On a visit to London as a young boy, he asked his mother to buy the Windsor Castle for his residence, and a museum whose objects d’art had enamored him. The dream of a castle furnished with statutes, paintings, ornate carpets, draperies, and other exhibits never left him, but it had to wait till he had acquired his publishing empire and could afford to build a castle fit for a king. The construction that commenced in 1919 took almost thirty years to complete the world famous Hearst Castle.
It is located on California Highway 1 about half way between San Francisco and Los Angeles. It comprises a 115-room main building surrounded by guesthouses, pools, gardens, playgrounds located over a quarter of a million acres of Hearst holdings that he used to call “my ranch”. He owned the entire area that a human eye could see in all directions from the main building. He was the king of all he saw. The Castle stands as a tribute to his genius, his ambition, his achievements and also a manifestation of his vanity. It is now a museum. It struck me as a manifestation of his indigestion of wealth.
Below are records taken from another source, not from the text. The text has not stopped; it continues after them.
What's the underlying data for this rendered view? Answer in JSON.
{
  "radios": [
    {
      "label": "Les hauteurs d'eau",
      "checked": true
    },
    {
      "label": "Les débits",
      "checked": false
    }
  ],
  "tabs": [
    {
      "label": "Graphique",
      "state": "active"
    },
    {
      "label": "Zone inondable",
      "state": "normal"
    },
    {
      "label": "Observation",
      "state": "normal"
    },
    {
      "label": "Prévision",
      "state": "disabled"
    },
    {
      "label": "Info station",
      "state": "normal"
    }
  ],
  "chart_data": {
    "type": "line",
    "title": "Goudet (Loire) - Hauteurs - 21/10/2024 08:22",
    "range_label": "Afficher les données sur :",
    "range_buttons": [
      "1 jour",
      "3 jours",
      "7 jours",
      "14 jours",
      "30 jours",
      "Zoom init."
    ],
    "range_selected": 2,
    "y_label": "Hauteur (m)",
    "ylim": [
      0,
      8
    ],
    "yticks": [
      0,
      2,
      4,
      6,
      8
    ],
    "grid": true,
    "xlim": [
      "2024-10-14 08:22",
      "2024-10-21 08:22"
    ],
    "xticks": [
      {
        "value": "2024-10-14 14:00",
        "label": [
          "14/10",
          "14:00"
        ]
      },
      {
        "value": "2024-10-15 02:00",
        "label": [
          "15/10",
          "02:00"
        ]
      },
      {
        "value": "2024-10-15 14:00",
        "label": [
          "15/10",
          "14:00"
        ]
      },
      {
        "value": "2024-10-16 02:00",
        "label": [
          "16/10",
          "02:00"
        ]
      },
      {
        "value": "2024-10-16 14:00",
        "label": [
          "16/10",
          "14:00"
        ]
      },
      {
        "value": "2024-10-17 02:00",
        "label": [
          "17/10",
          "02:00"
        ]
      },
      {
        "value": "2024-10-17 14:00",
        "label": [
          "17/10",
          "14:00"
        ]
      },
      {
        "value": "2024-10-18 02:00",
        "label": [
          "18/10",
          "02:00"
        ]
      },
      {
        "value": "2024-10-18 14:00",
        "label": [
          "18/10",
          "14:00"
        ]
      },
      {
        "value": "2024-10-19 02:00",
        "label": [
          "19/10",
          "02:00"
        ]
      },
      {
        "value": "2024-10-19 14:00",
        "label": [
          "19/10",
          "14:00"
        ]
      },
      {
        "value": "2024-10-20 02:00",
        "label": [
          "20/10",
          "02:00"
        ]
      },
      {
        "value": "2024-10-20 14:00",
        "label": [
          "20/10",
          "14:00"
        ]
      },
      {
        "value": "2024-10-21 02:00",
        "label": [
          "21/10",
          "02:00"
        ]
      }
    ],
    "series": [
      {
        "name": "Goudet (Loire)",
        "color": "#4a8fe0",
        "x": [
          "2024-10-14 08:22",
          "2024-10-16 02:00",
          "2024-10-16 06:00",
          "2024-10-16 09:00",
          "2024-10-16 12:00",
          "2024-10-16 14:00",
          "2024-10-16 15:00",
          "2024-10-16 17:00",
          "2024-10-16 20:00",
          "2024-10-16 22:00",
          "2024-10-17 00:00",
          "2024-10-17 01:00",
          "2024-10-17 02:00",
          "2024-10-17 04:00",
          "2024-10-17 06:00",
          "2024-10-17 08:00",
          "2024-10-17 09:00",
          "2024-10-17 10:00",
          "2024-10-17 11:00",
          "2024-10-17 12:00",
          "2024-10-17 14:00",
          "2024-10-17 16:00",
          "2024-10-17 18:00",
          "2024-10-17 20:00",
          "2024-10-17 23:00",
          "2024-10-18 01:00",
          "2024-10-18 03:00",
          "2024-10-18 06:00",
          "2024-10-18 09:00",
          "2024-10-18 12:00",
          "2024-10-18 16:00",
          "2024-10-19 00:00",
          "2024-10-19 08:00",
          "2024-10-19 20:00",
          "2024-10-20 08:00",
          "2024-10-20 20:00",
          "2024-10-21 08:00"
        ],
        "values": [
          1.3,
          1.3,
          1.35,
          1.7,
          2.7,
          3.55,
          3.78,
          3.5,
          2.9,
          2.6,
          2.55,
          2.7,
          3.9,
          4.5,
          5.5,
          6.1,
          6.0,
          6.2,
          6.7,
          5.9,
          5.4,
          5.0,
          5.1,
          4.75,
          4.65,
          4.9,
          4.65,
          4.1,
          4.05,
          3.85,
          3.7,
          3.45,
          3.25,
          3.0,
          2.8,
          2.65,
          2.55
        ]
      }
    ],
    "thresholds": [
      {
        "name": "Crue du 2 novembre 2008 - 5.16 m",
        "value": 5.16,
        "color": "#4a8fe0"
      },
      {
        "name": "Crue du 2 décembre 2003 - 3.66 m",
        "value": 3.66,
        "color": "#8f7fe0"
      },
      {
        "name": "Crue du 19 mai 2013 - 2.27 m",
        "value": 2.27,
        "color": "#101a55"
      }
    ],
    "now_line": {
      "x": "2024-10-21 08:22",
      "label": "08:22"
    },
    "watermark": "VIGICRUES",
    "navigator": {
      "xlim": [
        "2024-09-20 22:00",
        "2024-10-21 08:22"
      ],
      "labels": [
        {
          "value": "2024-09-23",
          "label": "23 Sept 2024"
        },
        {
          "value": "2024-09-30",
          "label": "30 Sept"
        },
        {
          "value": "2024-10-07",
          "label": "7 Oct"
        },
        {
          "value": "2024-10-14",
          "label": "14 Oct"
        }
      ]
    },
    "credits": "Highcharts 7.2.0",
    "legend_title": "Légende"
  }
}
His guests at the Castle included President Calvin Coolidge, Winston Churchill, George Bernard Shaw, Charles Lindberg, Charlie Chaplin, Clark Gable and an array of other show business stars.
Hearst thus had his castle where he owned all that he perceived; outside he had his media empire where he employed over 30,000 persons including a hundred executives, but his political ambitions to be the Mayor of New York, Governor of that state and even be nominated for Presidency were thwarted by the electorate. For, his public image left much to be desired. The voters did not seem to trust him. He reminded the voters of his fake and sensational stories that subsequently turned out to be incorrect.
The seamy side of his persona was depicted by Orson Wells is his 1941 film “Citizen Kane”. I saw the film before writing this piece, particularly as it was considered by many critics as one of the great films of the twentieth century. I did not, however, find it in good taste.